Im Unterschied zum Sorbischen mit seiner lebendigen Trägerschaft erlaubt das Wendische durch seine vollständige Heritagisation eine deutlich freiere Adaption, durch die es auch für die im Kontext der Anti-Atomstrombewegung in die Region Gezogenen identitätsstiftend sein kann. In der Lausitz hingegen ist das Verständnis vom Sorbischen stark durch den auf Ethnizität beruhenden juristischen Minderheitenstatus geprägt. Die Autorin zeigt allerdings auf, dass sich hier auch nicht-sorbische Personen am sorbischen Cultural Heritage beteiligen können – beispielsweise im Regionalmarketing – und es so zu einem kollektiven regionalen Heritage wird.

Zur Konzeptualisierung eines regionalen Heritages schlägt sie vor, „es als räumlich begrenzte, sinnstiftende Erzählung über die Vergangenheit“ zu begreifen, „mittels derer räumlich begrenzte kollektive Selbstverständnisse konstruiert werden“, wodurch ihm „eine zentrale Funktion bei der Beheimatung“ zukommt (300). Relevant wird regionales Heritage jedoch nur, wenn mit ihm „sozio-ökonomische, politische und/oder kulturellen Teilhabe“ ermöglicht wird (300). Im Fall der Lausitz macht Hagemann deutlich, wie sorbische Akteurinnen und Akteuren Deutungsmacht und Handlungsspielräume für ihre Interessen gewinnen konnten. So blieben Vorstöße der rechtsextremen Partei Alternative für Deutschland beziehungsweise ihr nahestehender Vereine, sorbisch geprägtes, regionales Heritage zu vereinnahmen oder zu negieren angesichts der Proteste sorbischer und nicht-sorbischer Akteurinnen und Akteuren erfolglos. Allerdings zeigt der gescheiterte Versuch zur Gründung eines sorbischen Parlaments auch, dass Abseits der offiziellen Heritagisation die Möglichkeiten für politische Partizipation begrenzter zu sein scheinen (267).

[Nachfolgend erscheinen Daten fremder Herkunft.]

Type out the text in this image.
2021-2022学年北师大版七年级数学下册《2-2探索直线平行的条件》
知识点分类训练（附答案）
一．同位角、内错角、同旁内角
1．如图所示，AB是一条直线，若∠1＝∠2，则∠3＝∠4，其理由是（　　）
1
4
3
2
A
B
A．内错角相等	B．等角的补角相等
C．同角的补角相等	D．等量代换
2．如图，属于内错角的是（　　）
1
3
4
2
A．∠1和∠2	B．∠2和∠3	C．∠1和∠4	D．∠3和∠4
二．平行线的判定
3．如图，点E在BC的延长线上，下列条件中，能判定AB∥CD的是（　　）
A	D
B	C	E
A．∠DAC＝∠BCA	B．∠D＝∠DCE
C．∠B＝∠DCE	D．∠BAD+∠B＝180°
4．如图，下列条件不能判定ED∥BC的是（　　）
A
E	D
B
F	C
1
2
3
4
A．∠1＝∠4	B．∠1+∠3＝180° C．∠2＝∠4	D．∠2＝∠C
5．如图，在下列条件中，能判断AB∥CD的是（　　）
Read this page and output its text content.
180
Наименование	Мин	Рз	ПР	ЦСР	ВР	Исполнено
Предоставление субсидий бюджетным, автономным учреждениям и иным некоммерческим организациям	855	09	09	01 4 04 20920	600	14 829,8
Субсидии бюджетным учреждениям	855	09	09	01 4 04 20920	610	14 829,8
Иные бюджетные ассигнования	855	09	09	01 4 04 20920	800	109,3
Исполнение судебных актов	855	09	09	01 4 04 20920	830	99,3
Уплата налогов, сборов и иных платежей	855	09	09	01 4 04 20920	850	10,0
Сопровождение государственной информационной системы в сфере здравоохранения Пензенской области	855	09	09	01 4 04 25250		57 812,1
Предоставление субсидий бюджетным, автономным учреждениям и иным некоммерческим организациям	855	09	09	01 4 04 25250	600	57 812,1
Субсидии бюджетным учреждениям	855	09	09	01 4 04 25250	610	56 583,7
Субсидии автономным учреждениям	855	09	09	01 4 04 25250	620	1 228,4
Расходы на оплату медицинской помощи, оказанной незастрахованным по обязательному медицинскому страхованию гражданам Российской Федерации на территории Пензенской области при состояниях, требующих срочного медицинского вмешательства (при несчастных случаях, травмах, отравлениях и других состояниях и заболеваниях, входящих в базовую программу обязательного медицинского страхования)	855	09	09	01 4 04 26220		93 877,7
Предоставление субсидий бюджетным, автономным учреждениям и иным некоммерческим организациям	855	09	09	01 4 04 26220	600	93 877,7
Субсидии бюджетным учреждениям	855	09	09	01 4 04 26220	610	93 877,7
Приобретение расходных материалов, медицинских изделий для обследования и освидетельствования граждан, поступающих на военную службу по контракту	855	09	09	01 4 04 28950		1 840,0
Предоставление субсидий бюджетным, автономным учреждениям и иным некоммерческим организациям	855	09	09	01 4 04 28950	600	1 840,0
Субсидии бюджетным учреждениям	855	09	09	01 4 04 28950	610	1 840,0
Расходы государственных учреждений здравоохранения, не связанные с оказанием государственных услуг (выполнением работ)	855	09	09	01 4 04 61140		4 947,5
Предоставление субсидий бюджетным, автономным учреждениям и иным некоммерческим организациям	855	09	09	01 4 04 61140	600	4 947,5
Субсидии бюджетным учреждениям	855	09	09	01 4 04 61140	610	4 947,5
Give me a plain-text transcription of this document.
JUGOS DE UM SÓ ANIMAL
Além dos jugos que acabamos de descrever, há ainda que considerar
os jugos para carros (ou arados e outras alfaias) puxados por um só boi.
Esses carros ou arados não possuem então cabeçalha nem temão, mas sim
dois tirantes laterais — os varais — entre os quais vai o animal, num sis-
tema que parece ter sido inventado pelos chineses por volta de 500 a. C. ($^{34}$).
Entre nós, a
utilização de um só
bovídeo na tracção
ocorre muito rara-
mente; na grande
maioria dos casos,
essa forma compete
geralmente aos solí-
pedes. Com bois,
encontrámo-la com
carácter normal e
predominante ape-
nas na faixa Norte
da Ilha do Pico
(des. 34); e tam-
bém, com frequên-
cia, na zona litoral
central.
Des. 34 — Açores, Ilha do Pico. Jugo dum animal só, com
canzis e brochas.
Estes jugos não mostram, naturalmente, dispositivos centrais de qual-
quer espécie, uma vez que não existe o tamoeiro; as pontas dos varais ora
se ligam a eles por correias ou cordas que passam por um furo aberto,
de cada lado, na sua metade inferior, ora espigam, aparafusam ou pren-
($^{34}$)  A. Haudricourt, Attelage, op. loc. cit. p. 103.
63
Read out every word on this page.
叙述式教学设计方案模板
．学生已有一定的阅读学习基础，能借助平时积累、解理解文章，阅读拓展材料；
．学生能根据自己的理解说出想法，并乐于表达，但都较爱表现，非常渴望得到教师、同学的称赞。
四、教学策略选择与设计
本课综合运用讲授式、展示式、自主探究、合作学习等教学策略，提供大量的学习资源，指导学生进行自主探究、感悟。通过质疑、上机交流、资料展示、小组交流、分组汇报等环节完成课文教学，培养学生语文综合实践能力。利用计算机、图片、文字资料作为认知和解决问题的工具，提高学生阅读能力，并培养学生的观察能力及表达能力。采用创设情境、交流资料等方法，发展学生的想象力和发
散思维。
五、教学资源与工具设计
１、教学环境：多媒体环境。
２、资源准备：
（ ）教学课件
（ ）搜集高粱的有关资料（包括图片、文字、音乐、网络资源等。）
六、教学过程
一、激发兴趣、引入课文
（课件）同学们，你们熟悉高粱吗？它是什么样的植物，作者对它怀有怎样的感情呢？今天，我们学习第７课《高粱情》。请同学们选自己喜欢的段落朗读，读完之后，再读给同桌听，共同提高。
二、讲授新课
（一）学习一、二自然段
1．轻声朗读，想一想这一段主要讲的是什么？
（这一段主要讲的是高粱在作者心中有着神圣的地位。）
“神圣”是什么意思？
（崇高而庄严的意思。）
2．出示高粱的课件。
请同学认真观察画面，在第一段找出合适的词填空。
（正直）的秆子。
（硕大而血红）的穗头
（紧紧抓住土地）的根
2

Jenny Hagemann hat eine beeindruckende Studie zur Nutzung und Aneignung regionalen Heritages vorgelegt, die erstmalig die Heritagisation minorisierter slawischer Vergangenheit in Deutschland vergleichend sowie aus historischer, diskursiver und individueller Perspektive untersucht und in ihrer Interdependenz zu energiepolitischen Transformationen und zur Grenzthematik beforscht. In ihrer kenntnisreichen Darstellung der Spezifika der jeweiligen Region wird aber auch deutlich, dass sie sie jeweils als eigenständigen Untersuchungsgegenstand anerkennt. Ihr methodisch-analytischer Ansatz ist überzeugend, auch wenn eine kritische Einordnung in die in anthropologisch-ethnologischen Fächern lange Tradition des Vergleichs als methodischem Instrumentarium noch wünschenswert gewesen wäre. Jenny Hagemanns Studie kommt das große Verdienst zu, die historisch gewachsenen und gegenwärtig wirksamen Verschränkungen von Minorisierung und Heritagisation im regionalen Kontext differenziert und kritisch auf die Möglichkeiten gesellschaftlicher Partizipation befragt zu haben. Ihrer Arbeit ist eine breite Leserschaft zu wünschen.